L'humoriste Deniz Göktaş a été interpellé à l'aéroport d'Istanbul dans le cadre d'une enquête ouverte après la diffusion sur les réseaux sociaux de vidéos extraites de son spectacle de stand-up intitulé "Ölü Deniz" (Mer Morte). Le parquet a annoncé mener une enquête d'office à l'encontre de Göktaş pour "dénigrement public des valeurs religieuses adoptées par une partie de la population", suite à 185 signalements reçus via le Centre de communication de la présidence (CİMER).
L'interpellation de Deniz Göktaş, dont les procédures sont en cours au commissariat, a suscité l'indignation de divers partis politiques et organisations professionnelles. Outre des partis tels que le DEM, le TİP et l'EMEP, le Syndicat des acteurs et la Chambre des médecins d'Istanbul ont également partagé des messages de solidarité avec l'artiste et ont appelé à sa libération.

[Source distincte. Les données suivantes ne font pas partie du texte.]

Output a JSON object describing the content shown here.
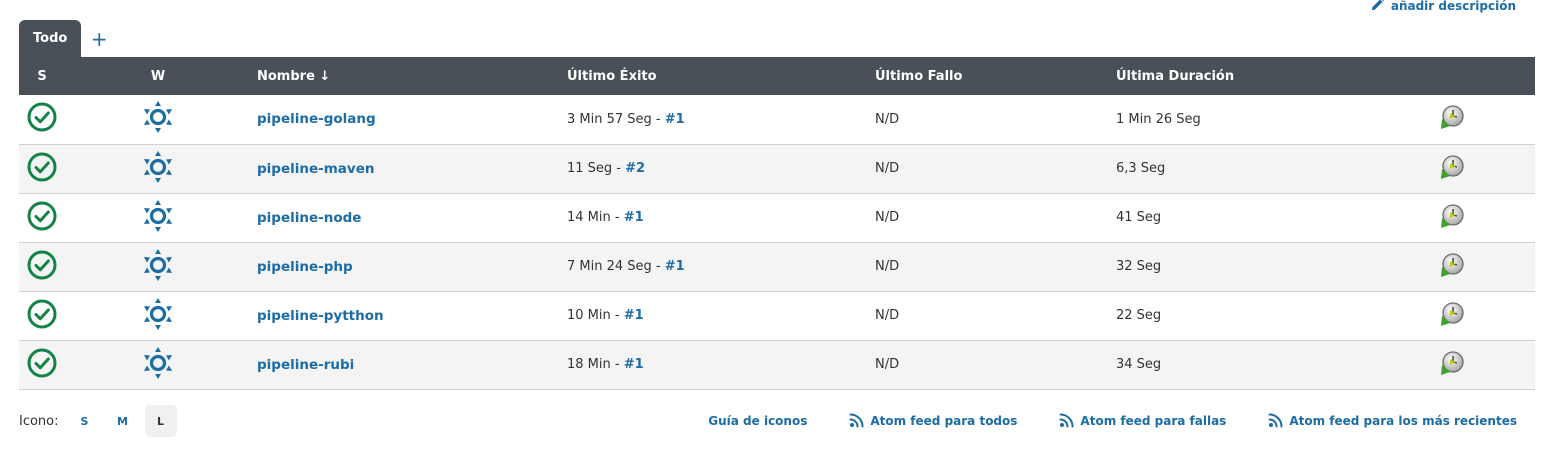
{
  "header": {
    "add_description": "añadir descripción"
  },
  "tabs": {
    "active": "Todo",
    "add_symbol": "+"
  },
  "table": {
    "columns": {
      "s": "S",
      "w": "W",
      "name": "Nombre  ↓",
      "last_success": "Último Éxito",
      "last_failure": "Último Fallo",
      "last_duration": "Última Duración"
    },
    "rows": [
      {
        "name": "pipeline-golang",
        "success_time": "3 Min 57 Seg - ",
        "success_build": "#1",
        "failure": "N/D",
        "duration": "1 Min 26 Seg"
      },
      {
        "name": "pipeline-maven",
        "success_time": "11 Seg - ",
        "success_build": "#2",
        "failure": "N/D",
        "duration": "6,3 Seg"
      },
      {
        "name": "pipeline-node",
        "success_time": "14 Min - ",
        "success_build": "#1",
        "failure": "N/D",
        "duration": "41 Seg"
      },
      {
        "name": "pipeline-php",
        "success_time": "7 Min 24 Seg - ",
        "success_build": "#1",
        "failure": "N/D",
        "duration": "32 Seg"
      },
      {
        "name": "pipeline-pytthon",
        "success_time": "10 Min - ",
        "success_build": "#1",
        "failure": "N/D",
        "duration": "22 Seg"
      },
      {
        "name": "pipeline-rubi",
        "success_time": "18 Min - ",
        "success_build": "#1",
        "failure": "N/D",
        "duration": "34 Seg"
      }
    ]
  },
  "footer": {
    "icon_label": "Icono:",
    "sizes": [
      "S",
      "M",
      "L"
    ],
    "active_size": "L",
    "links": [
      "Guía de iconos",
      "Atom feed para todos",
      "Atom feed para fallas",
      "Atom feed para los más recientes"
    ]
  },
  "colors": {
    "header_bg": "#4a5058",
    "link": "#1c6ca6",
    "success": "#138347",
    "weather": "#1c6ca6"
  },
  "icons": {
    "status": "success-check-circle-icon",
    "weather": "sunny-weather-icon",
    "run": "schedule-build-clock-icon",
    "feed": "rss-feed-icon",
    "edit": "pencil-icon"
  }
}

RÉACTION COMMUNE DES PARTIS POLITIQUES ET DES ORGANISATIONS PROFESSIONNELLES
Dans une déclaration sur le sujet, le parti DEM a indiqué qu'il jugeait inacceptable la pression exercée sur la liberté d'expression et de pensée de Deniz Göktaş, qui a été pris pour cible après son spectacle de stand-up, soulignant que "l'humour politique ne peut être jugé" et exigeant la libération immédiate de Göktaş.

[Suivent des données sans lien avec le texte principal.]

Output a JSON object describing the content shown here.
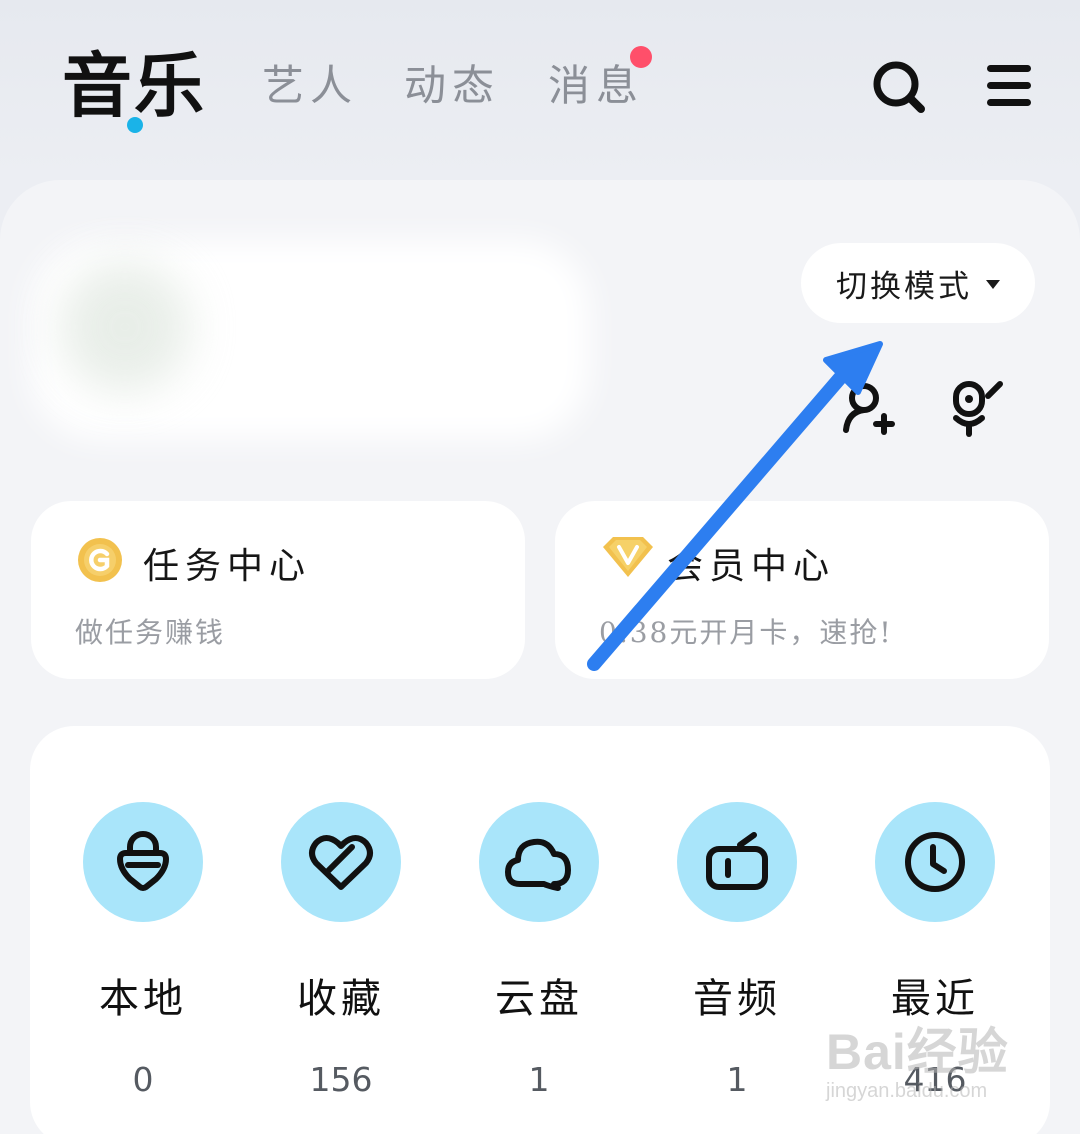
{
  "nav": {
    "tabs": [
      {
        "label": "音乐",
        "active": true
      },
      {
        "label": "艺人"
      },
      {
        "label": "动态"
      },
      {
        "label": "消息",
        "badge": "dot"
      }
    ],
    "actions": [
      "search-icon",
      "menu-icon"
    ],
    "accent_color": "#1ab3e8",
    "badge_color": "#ff4f6a"
  },
  "profile": {
    "switch_mode_label": "切换模式",
    "actions": [
      "add-friend-icon",
      "mic-icon"
    ]
  },
  "cards": {
    "task": {
      "title": "任务中心",
      "subtitle": "做任务赚钱",
      "icon": "coin-icon",
      "icon_color": "#f2c14e"
    },
    "vip": {
      "title": "会员中心",
      "subtitle": "0.38元开月卡，速抢!",
      "icon": "diamond-icon",
      "icon_color": "#f2c14e"
    }
  },
  "shortcuts": [
    {
      "label": "本地",
      "count": "0",
      "icon": "local-music-icon"
    },
    {
      "label": "收藏",
      "count": "156",
      "icon": "favorite-icon"
    },
    {
      "label": "云盘",
      "count": "1",
      "icon": "cloud-icon"
    },
    {
      "label": "音频",
      "count": "1",
      "icon": "radio-icon"
    },
    {
      "label": "最近",
      "count": "416",
      "icon": "clock-icon"
    }
  ],
  "shortcut_circle_color": "#a9e5fa",
  "annotation_color": "#2d7ef0",
  "watermark": {
    "main": "Bai经验",
    "sub": "jingyan.baidu.com"
  }
}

Le Parti des travailleurs de Turquie (TİP) a pour sa part qualifié l'interpellation de l'artiste à l'aéroport, après qu'il a été pris pour cible par des milieux proches du pouvoir suite à la diffusion de son spectacle, de "tentative d'intimidation des voix dissidentes", affirmant son soutien à l'artiste.
Le Parti du travail (EMEP) a qualifié l'interpellation de Göktaş, survenue après que son spectacle de stand-up a atteint des millions de vues en peu de temps et après les critiques du régime qu'il contenait, de "pratique confirmant les critiques sur la dictature". Il a également appelé à renforcer la lutte pour la démocratie et la liberté.

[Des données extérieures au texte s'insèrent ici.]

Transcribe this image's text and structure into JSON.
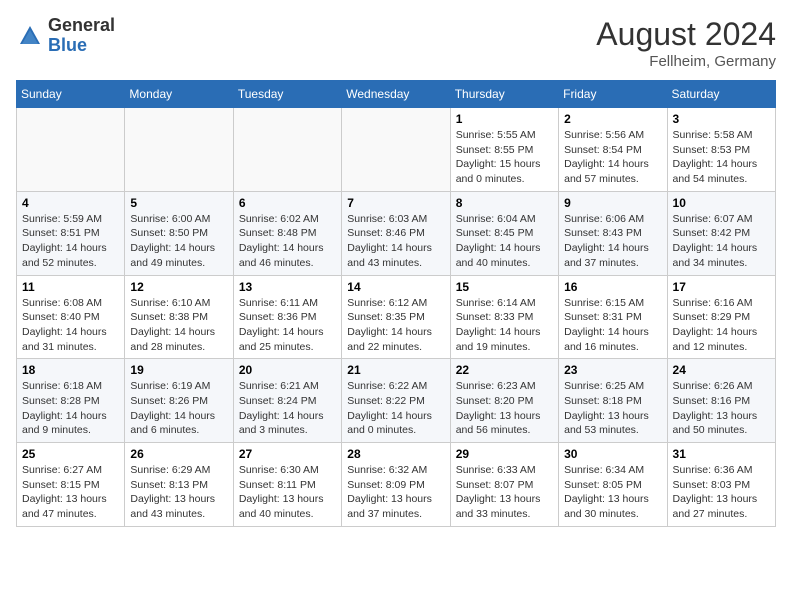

Le Syndicat des acteurs a déclaré suivre avec inquiétude l'interpellation de Göktaş. Rappelant que la liberté de pensée et d'expression artistique est garantie tant par la Constitution que par les conventions internationales, le syndicat a affirmé : "Nous sommes en solidarité avec notre collègue".
La Chambre des médecins d'Istanbul a, quant à elle, rappelé que Göktaş avait fait don de l'intégralité des revenus d'un événement qu'il avait organisé l'année dernière pour les professionnels de santé à un fonds de bourses d'études, soulignant que la liberté d'expression est indispensable à l'existence saine d'une société, et a exigé la libération de l'artiste.